Recuerda García-Posada que el Congreso de los Diputados -ese denso complejo inmobiliario que cae cerca de la plaza de Neptuno, casi enfrente del hotel Palace, para mejor ubicación- sancionó la denominación oficial de las viejas provincias, Lérida y Gerona, que han pasado a llamarse oficialmente Lleida y Girona, y de esta manera lo pronuncian y escriben los medios. En el noroeste, con el consenso de los dichos empleados de la patria, sin que conste que se suscitara la menor discrepancia, se han incrustado las apelaciones de Ourense y A Coruña, dejando injustamente preterida a la hermosa región de Lugo, que sus habitantes denominan Lujo.

Locutores audiovisuales y algunos medios escritos, ajenos a aquellos territorios, ponen énfasis -porque se lo mandan, supongo- en evitar la pronunciación en el acreditado y difundido idioma español, destacando las mujeres y hombres del tiempo al transmitir los datos cotidianos que facilita el Instituto de Meteorología.

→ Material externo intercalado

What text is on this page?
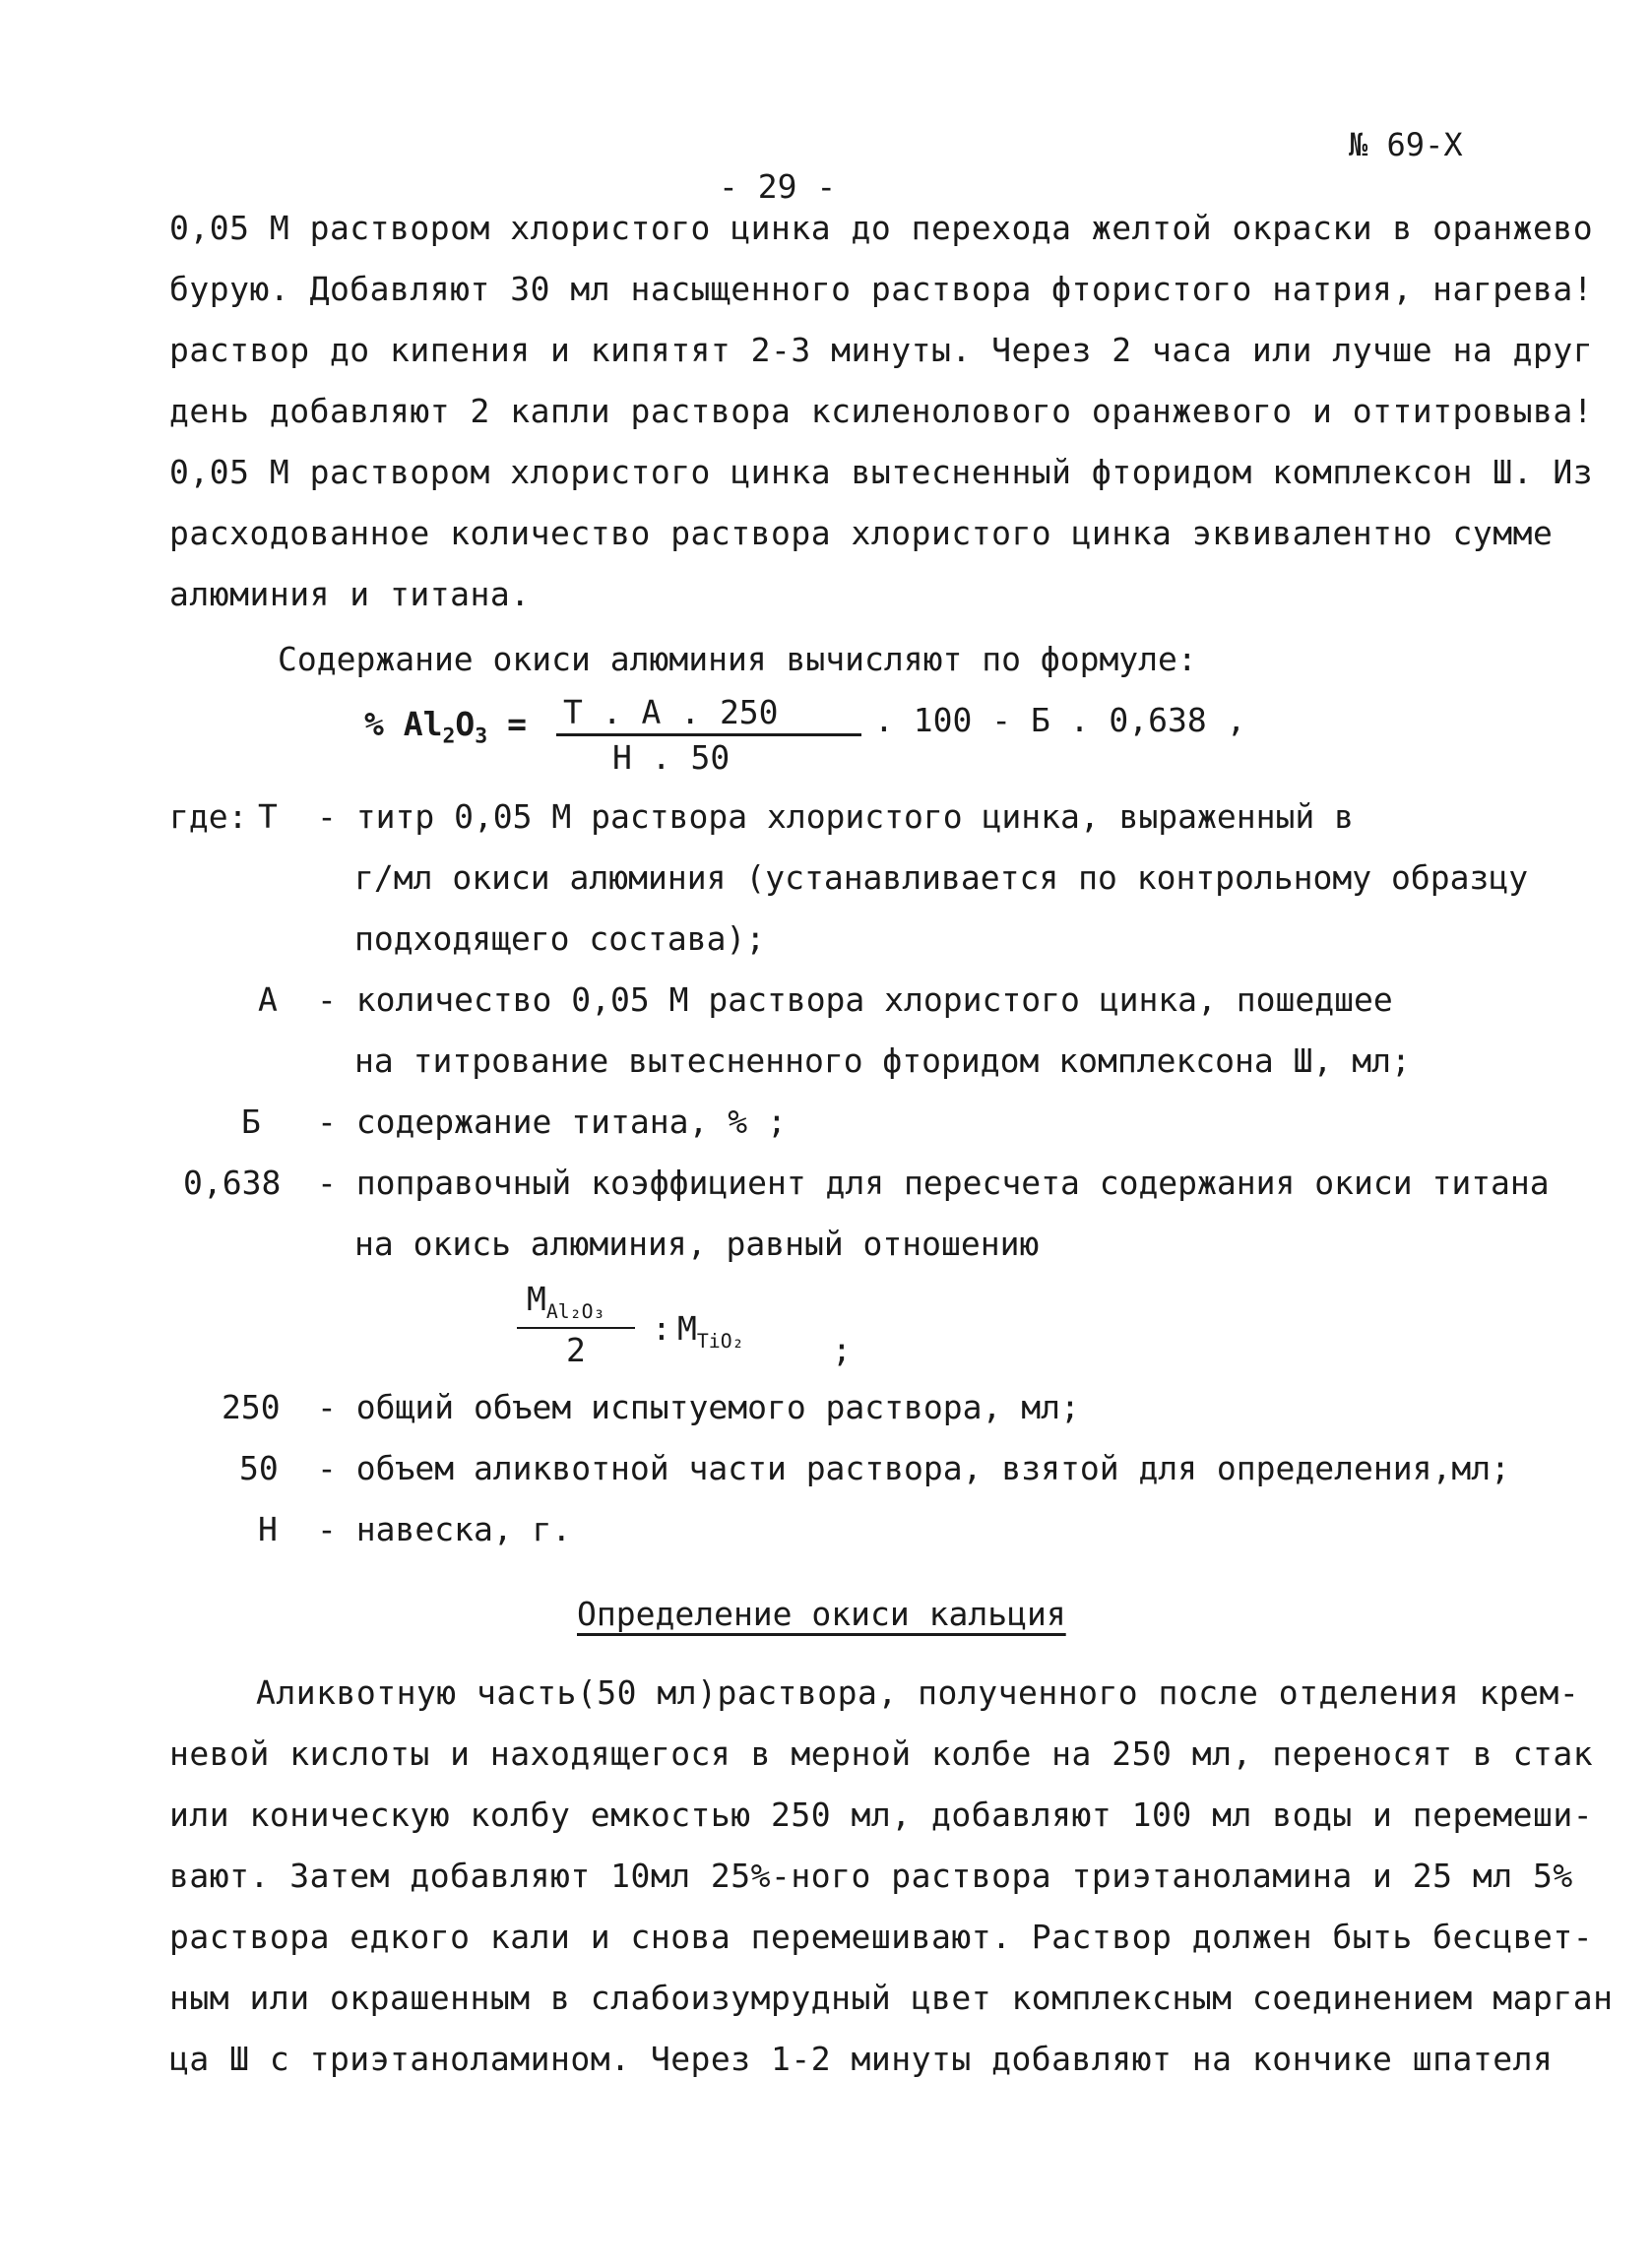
№ 69-Х
- 29 -
0,05 М раствором хлористого цинка до перехода желтой окраски в оранжево
бурую. Добавляют 30 мл насыщенного раствора фтористого натрия, нагрева!
раствор до кипения и кипятят 2-3 минуты. Через 2 часа или лучше на друг
день добавляют 2 капли раствора ксиленолового оранжевого и оттитровыва!
0,05 М раствором хлористого цинка вытесненный фторидом комплексон Ш. Из
расходованное количество раствора хлористого цинка эквивалентно сумме
алюминия и титана.
Содержание окиси алюминия вычисляют по формуле:
% $Al_2O_3 = Т$ . А . 250
Н . 50
. 100 - Б . 0,638 ,
где: Т - титр 0,05 М раствора хлористого цинка, выраженный в
г/мл окиси алюминия (устанавливается по контрольному образцу
подходящего состава);
А - количество 0,05 М раствора хлористого цинка, пошедшее
на титрование вытесненного фторидом комплексона Ш, мл;
Б - содержание титана, % ;
0,638 - поправочный коэффициент для пересчета содержания окиси титана
на окись алюминия, равный отношению
$М_{Al_2O_3}$
2
: $М_{TiO_2}$	;
250 - общий объем испытуемого раствора, мл;
50 - объем аликвотной части раствора, взятой для определения,мл;
Н - навеска, г.
Определение окиси кальция
Аликвотную часть(50 мл)раствора, полученного после отделения крем-
невой кислоты и находящегося в мерной колбе на 250 мл, переносят в стак
или коническую колбу емкостью 250 мл, добавляют 100 мл воды и перемеши-
вают. Затем добавляют 10мл 25%-ного раствора триэтаноламина и 25 мл 5%
раствора едкого кали и снова перемешивают. Раствор должен быть бесцвет-
ным или окрашенным в слабоизумрудный цвет комплексным соединением марган
ца Ш с триэтаноламином. Через 1-2 минуты добавляют на кончике шпателя
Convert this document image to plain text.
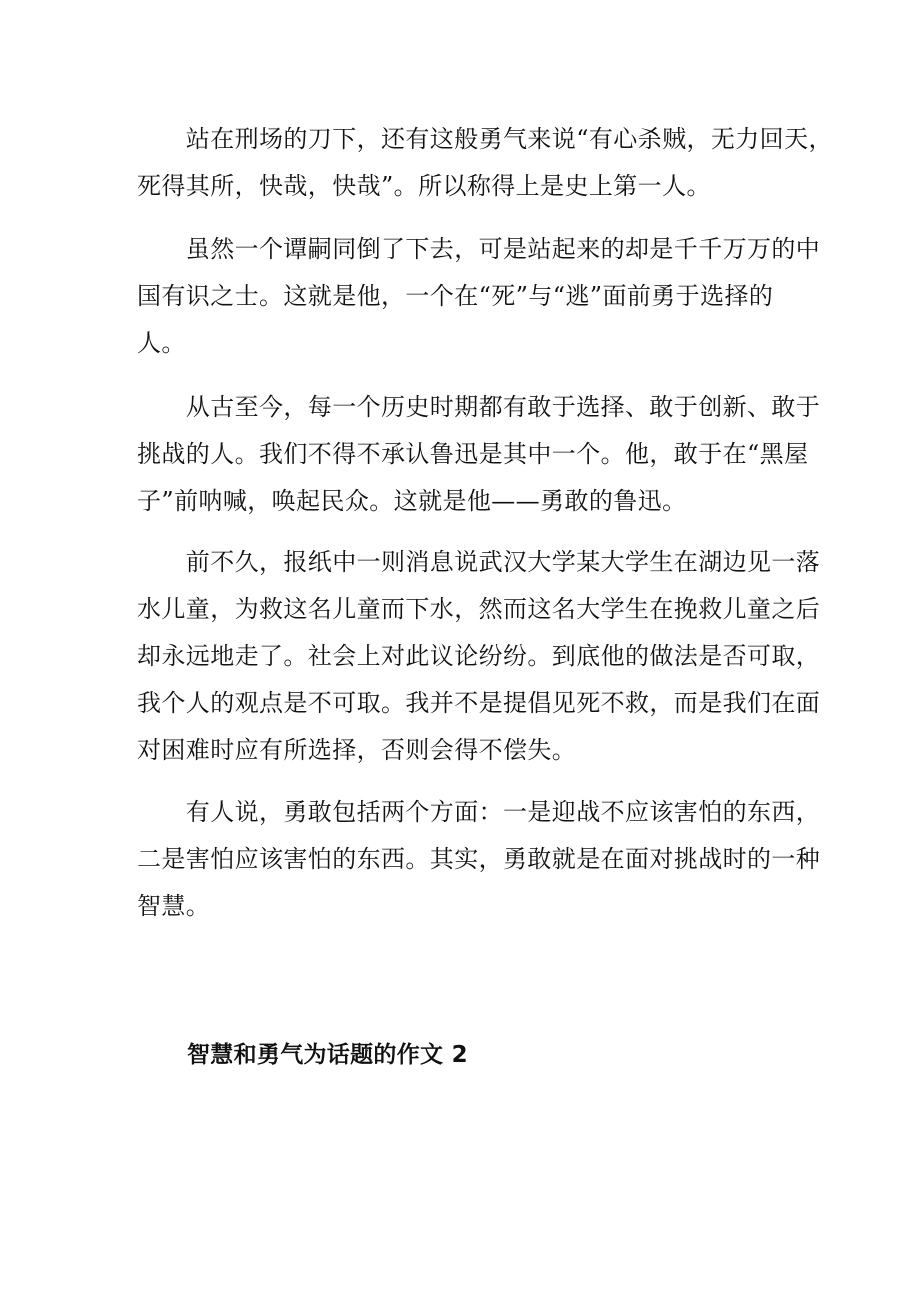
　　站在刑场的刀下，还有这般勇气来说“有心杀贼，无力回天，
死得其所，快哉，快哉”。所以称得上是史上第一人。
　　虽然一个谭嗣同倒了下去，可是站起来的却是千千万万的中
国有识之士。这就是他，一个在“死”与“逃”面前勇于选择的
人。
　　从古至今，每一个历史时期都有敢于选择、敢于创新、敢于
挑战的人。我们不得不承认鲁迅是其中一个。他，敢于在“黑屋
子”前呐喊，唤起民众。这就是他——勇敢的鲁迅。
　　前不久，报纸中一则消息说武汉大学某大学生在湖边见一落
水儿童，为救这名儿童而下水，然而这名大学生在挽救儿童之后
却永远地走了。社会上对此议论纷纷。到底他的做法是否可取，
我个人的观点是不可取。我并不是提倡见死不救，而是我们在面
对困难时应有所选择，否则会得不偿失。
　　有人说，勇敢包括两个方面：一是迎战不应该害怕的东西，
二是害怕应该害怕的东西。其实，勇敢就是在面对挑战时的一种
智慧。
智慧和勇气为话题的作文 2
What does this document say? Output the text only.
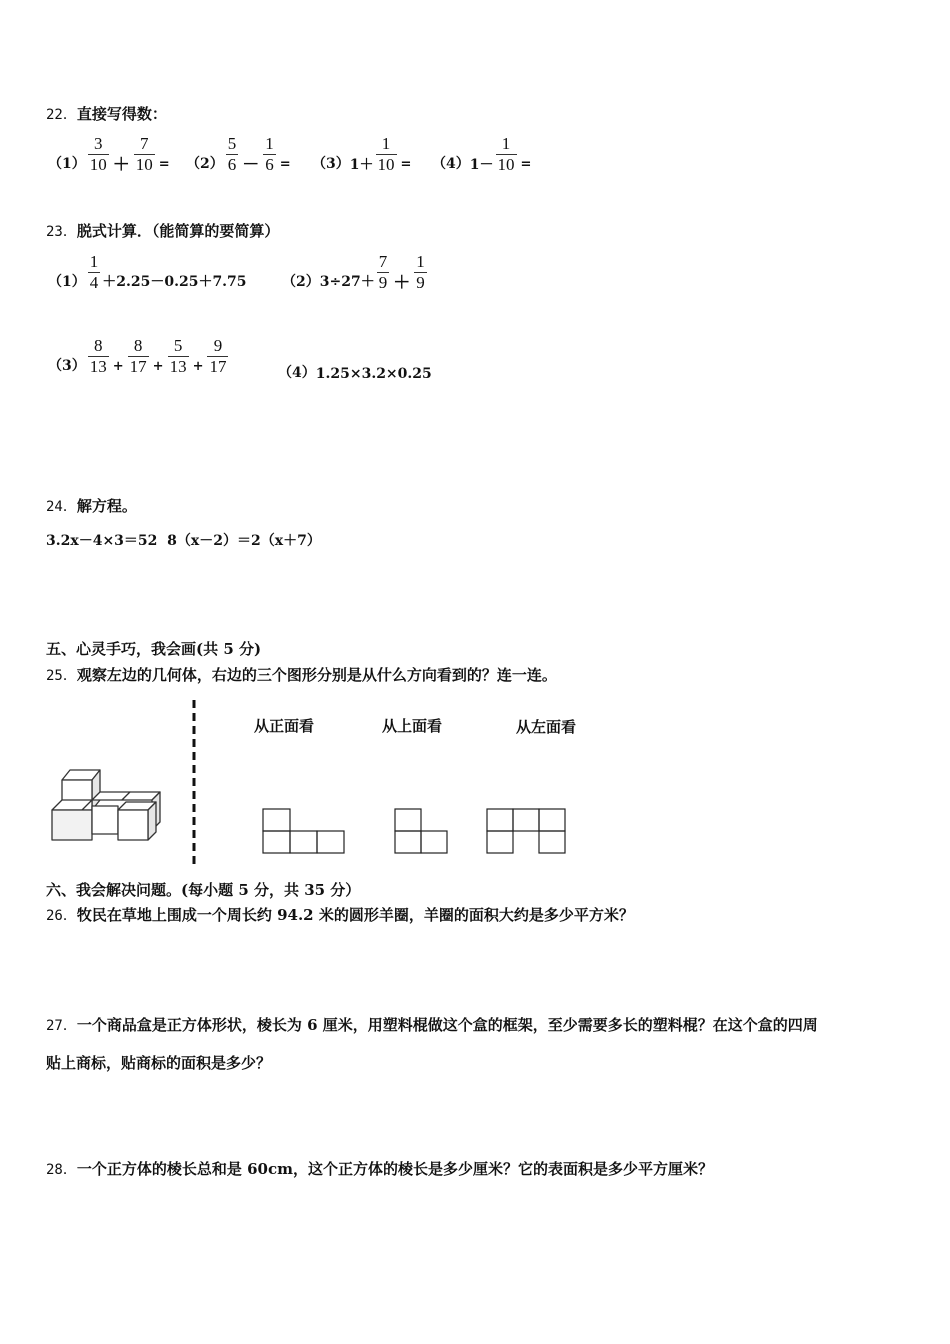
22．直接写得数：
$(1) \frac{3}{10} + \frac{7}{10} = (2) \frac{5}{6} - \frac{1}{6} = (3)$ $1+ \frac{1}{10} = (4)$ $1- \frac{1}{10}$ =
23．脱式计算．（能简算的要简算）
$(1) \frac{1}{4} +2.25-0.25+7.75$	（2） $3\div 27+ \frac{7}{9} + \frac{1}{9}$
$(3) \frac{8}{13} + \frac{8}{17} + \frac{5}{13} + \frac{9}{17}$	（4） 1.25×3.2×0.25
24．解方程。
3.2x－4×3＝52 8（x－2）＝2（x＋7）
五、心灵手巧，我会画(共 5 分)
25．观察左边的几何体，右边的三个图形分别是从什么方向看到的？连一连。
从正面看	从上面看	从左面看
六、我会解决问题。(每小题 5 分，共 35 分）
26．牧民在草地上围成一个周长约 94.2 米的圆形羊圈，羊圈的面积大约是多少平方米？
27．一个商品盒是正方体形状，棱长为 6 厘米，用塑料棍做这个盒的框架，至少需要多长的塑料棍？在这个盒的四周
贴上商标，贴商标的面积是多少？
28．一个正方体的棱长总和是 60cm，这个正方体的棱长是多少厘米？它的表面积是多少平方厘米？
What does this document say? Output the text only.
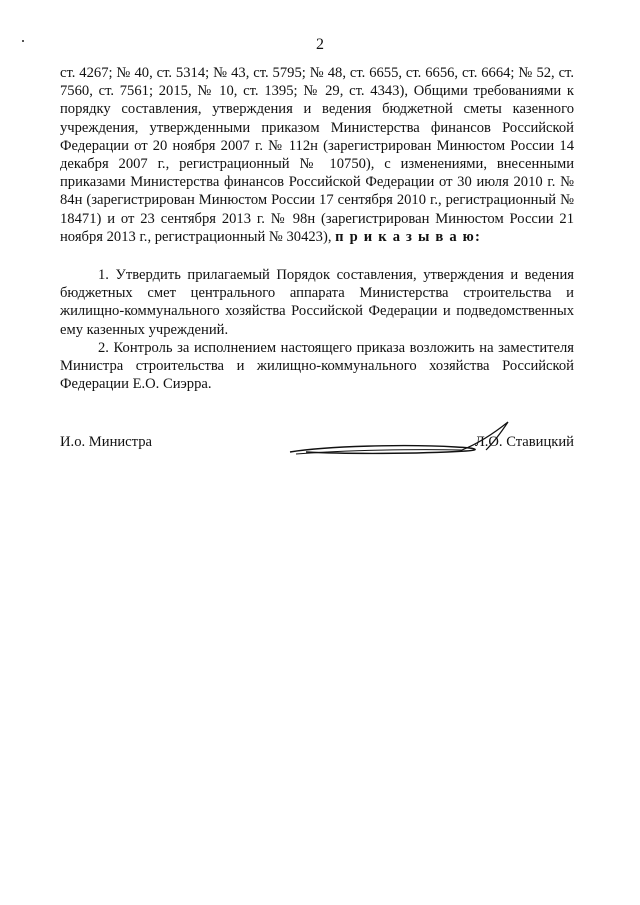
2

ст. 4267; № 40, ст. 5314; № 43, ст. 5795; № 48, ст. 6655, ст. 6656, ст. 6664; № 52, ст. 7560, ст. 7561; 2015, № 10, ст. 1395; № 29, ст. 4343), Общими требованиями к порядку составления, утверждения и ведения бюджетной сметы казенного учреждения, утвержденными приказом Министерства финансов Российской Федерации от 20 ноября 2007 г. № 112н (зарегистрирован Минюстом России 14 декабря 2007 г., регистрационный № 10750), с изменениями, внесенными приказами Министерства финансов Российской Федерации от 30 июля 2010 г. № 84н (зарегистрирован Минюстом России 17 сентября 2010 г., регистрационный № 18471) и от 23 сентября 2013 г. № 98н (зарегистрирован Минюстом России 21 ноября 2013 г., регистрационный № 30423), п р и к а з ы в а ю:

1. Утвердить прилагаемый Порядок составления, утверждения и ведения бюджетных смет центрального аппарата Министерства строительства и жилищно-коммунального хозяйства Российской Федерации и подведомственных ему казенных учреждений.

2. Контроль за исполнением настоящего приказа возложить на заместителя Министра строительства и жилищно-коммунального хозяйства Российской Федерации Е.О. Сиэрра.

И.о. Министра	Л.О. Ставицкий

Ignoro si ello proporciona verdadera satisfacción a los gallegos, catalanes y vascos, lo que en sí vendría a justificarlo. Entre mis numerosos amigos de estas regiones -incluso algún catalán residente en Madrid, hay muchísimos- son escasos los que incluyen en el diálogo el "A Coruña" o el "Lleida". Lo que cabría calificar de gentileza desde la capital del Reino no tiene, en absoluto, correspondencia. Un catalán, en tribuna pública, nos dejará desconcertados e intrigados al referirse a Osca o a Lleó cuando menciona a las ciudades de Huesca y León. Afortunadamente, viene ahorrado en las televisiones denominar Bilbo a Bilbao, porque no deja de sonar raro. Es aburridamente manido el ejemplo de London o Firenze para que insistamos. En verdad resulta mucho más llevadero en la práctica, ya que el supuesto problema diferencial lo es sólo oficiosamente. Dirigir la palabra a un nativo, con el debido respeto imprescindible en cualquier caso, tendrá siempre contestación adecuada y también cortés, o casi siempre. El truco está ahí.

Con ocasión de los recientes cataclismos que han asolado los países de América Central -sólo son noticia cuando algo malo les ocurre- hemos escuchado el señorial lamento de los maltratados indios, a quienes el tornado arrebató absolutamente todo, salvo la dignidad y la palabra. ¡De qué forma, despaciosa y precisa, expresan la magnitud de su desdicha! Cualquiera de ellos podría improvisar una crestomatía castellana con la mayor sencillez. Allí el idioma viene transferido, en su inicial pureza, de los padres a los hijos, sin intermediarios, desde hace más de 500 años. Señalemos lo que parece otro lugar común: las mejores plumas de la literatura contemporánea son las de unos cuantos escritores de aquellas tierras, que incorporan, con desenvoltura, novedades, precisamente para escribir asuntos novedosos como accesorios enriquecedores.

Sustituir un vocablo acreditado por otro extraño y similar, además de una tontería, es dilapidar un bien que tenemos la obligación de conservar y transmitir. Hablando se entiende la gente, es un sabio precepto, siempre que lo hagamos de forma inteligible. Cada cual con su lengua, y el castellano es de todos.